Ein Quadrat. Oben Himmel. Unten Wasser. Die Horizontlinie in der Mitte - exakt in der Mitte. Strenger lässt sich ein Fotoprojekt kaum angehen. Doch die Vielfalt, die Lucinda Devlin aus dieser selbstauferlegten Regelstrenge gewinnt, ist schier unglaublich. "Minimale Erscheinungsformen, maximale Ästhetik": Die Devise des Kunstkritikers Clement Greenberg passt perfekt auf Lucinda Devlins "Lake Pictures".

Der Lake Huron am 28. November, morgens halb neun, ist flüssig glitzerndes Gold. Doch nur entlang einer Linie; wie ein Weg führt sie geradeaus über die leicht bewegte Wasseroberfläche bis zum Horizont. Wer diesen goldenen Pfad ginge, könnte dort, wo Wasser und Wolken sich berühren, in die gleißenden Sonnenstrahlen greifen, die schräg durch Wolkenritzen fallen und das stahlblaue Wasser bescheinen. Glänzend schimmert der See, matt spiegelt sich sein graublauer Farbton an der Unterseite der tiefhängenden Wolken.

Der See zeigt sich immer wieder anders, je nach Tages- und Jahreszeit

Nur einen Monat später ist der Lake Huron eisbedeckt. Eine stumpf-schwarze Fläche, übersät mit skurril gezackten weißen Schneeflecken hier und da und dort. Wasser in fester Form. Bedrohlich grau die geschlossene Wolkendecke, aus der - links - Regen auf die schnurgerade Horizontlinie fällt; rechts blinkt ein Silberstreif zwischen Eis und Wolken hervor.

"Man kann nicht zweimal in denselben Fluss steigen, denn andere Wasser strömen nach." Was Heraklit von Ephesos vor 2.500 Jahren geschrieben haben soll, beweist Lucinda Devlin aktuell mit ihrer Bilderserie. Der gigantische See zeigt sich immer wieder anders, je nach Tages- und Jahreszeit. Der Horizont als Bild-Teiler ist mal kontrastscharf, mal verschwommen, einmal sogar komplett verschwunden: Grauer Nebel verwischt alle Linien; feuchte Luft, Wassertröpfchen und Wasserfläche werden eins.

Devlins Konzept hat Bezüge zu Monets Bildern

"In Michigan wird das Leben von den Seen bestimmt. Seit ich jung war, war ich fasziniert davon, dass sich die Landschaft konstant verändert", hat die Fotografin in einem Interview einmal gesagt. Claude Monet hat in den 1890er-Jahren Veränderung abgebildet, als er die Kathedrale von Rouen 33-mal malte: In der Morgensonne, im prallen Mittagslicht, in der Abenddämmerung. Lucinda Devlins "Lake Pictures" verfolgen dieselbe Idee mit den Mitteln der Fotografie.

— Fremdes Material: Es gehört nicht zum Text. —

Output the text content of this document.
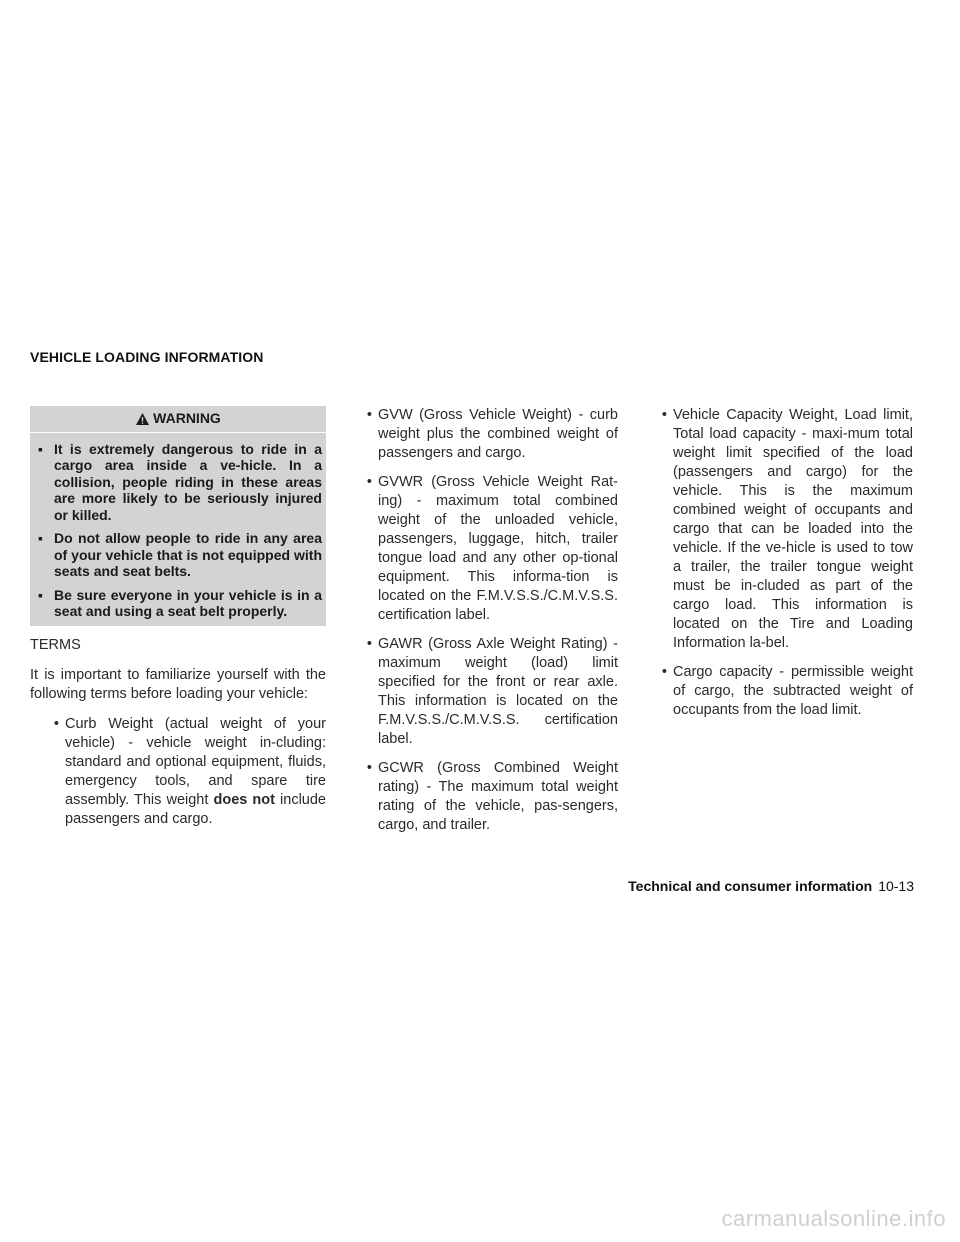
VEHICLE LOADING INFORMATION
WARNING
▪ It is extremely dangerous to ride in a cargo area inside a ve-hicle. In a collision, people riding in these areas are more likely to be seriously injured or killed.
▪ Do not allow people to ride in any area of your vehicle that is not equipped with seats and seat belts.
▪ Be sure everyone in your vehicle is in a seat and using a seat belt properly.

TERMS

It is important to familiarize yourself with the following terms before loading your vehicle:

• Curb Weight (actual weight of your vehicle) - vehicle weight in-cluding: standard and optional equipment, fluids, emergency tools, and spare tire assembly. This weight does not include passengers and cargo.
• GVW (Gross Vehicle Weight) - curb weight plus the combined weight of passengers and cargo.
• GVWR (Gross Vehicle Weight Rat-ing) - maximum total combined weight of the unloaded vehicle, passengers, luggage, hitch, trailer tongue load and any other op-tional equipment. This informa-tion is located on the F.M.V.S.S./C.M.V.S.S. certification label.
• GAWR (Gross Axle Weight Rating) - maximum weight (load) limit specified for the front or rear axle. This information is located on the F.M.V.S.S./C.M.V.S.S. certification label.
• GCWR (Gross Combined Weight rating) - The maximum total weight rating of the vehicle, pas-sengers, cargo, and trailer.
• Vehicle Capacity Weight, Load limit, Total load capacity - maxi-mum total weight limit specified of the load (passengers and cargo) for the vehicle. This is the maximum combined weight of occupants and cargo that can be loaded into the vehicle. If the ve-hicle is used to tow a trailer, the trailer tongue weight must be in-cluded as part of the cargo load. This information is located on the Tire and Loading Information la-bel.
• Cargo capacity - permissible weight of cargo, the subtracted weight of occupants from the load limit.
Technical and consumer information 10-13
carmanualsonline.info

Sie sagt: "Ich bin nicht der Typ Fotograf, der auf das perfekte Licht wartet. Das gerade vorherrschende Licht ist es, was ich nutze." Da leuchtet der Himmel in allen Tönen zwischen Orange, Lehmrot und Ocker und verstreut diese Farbtupfer über den tiefblauen Wellen unter sich. Oben hell, unten dunkel - diese Ordnung steht Kopf in den Aufnahmen, auf denen Sterne am nachtschwarzen Firmament ziehen, durch lange Belichtungszeit als kleine Streifen sichtbar, während die indigoblaue Eis- oder die smaragdgrüne Wasser-Masse geheimnisvoll schimmert  und unentdeckte Welten in der Tiefe ahnen lässt.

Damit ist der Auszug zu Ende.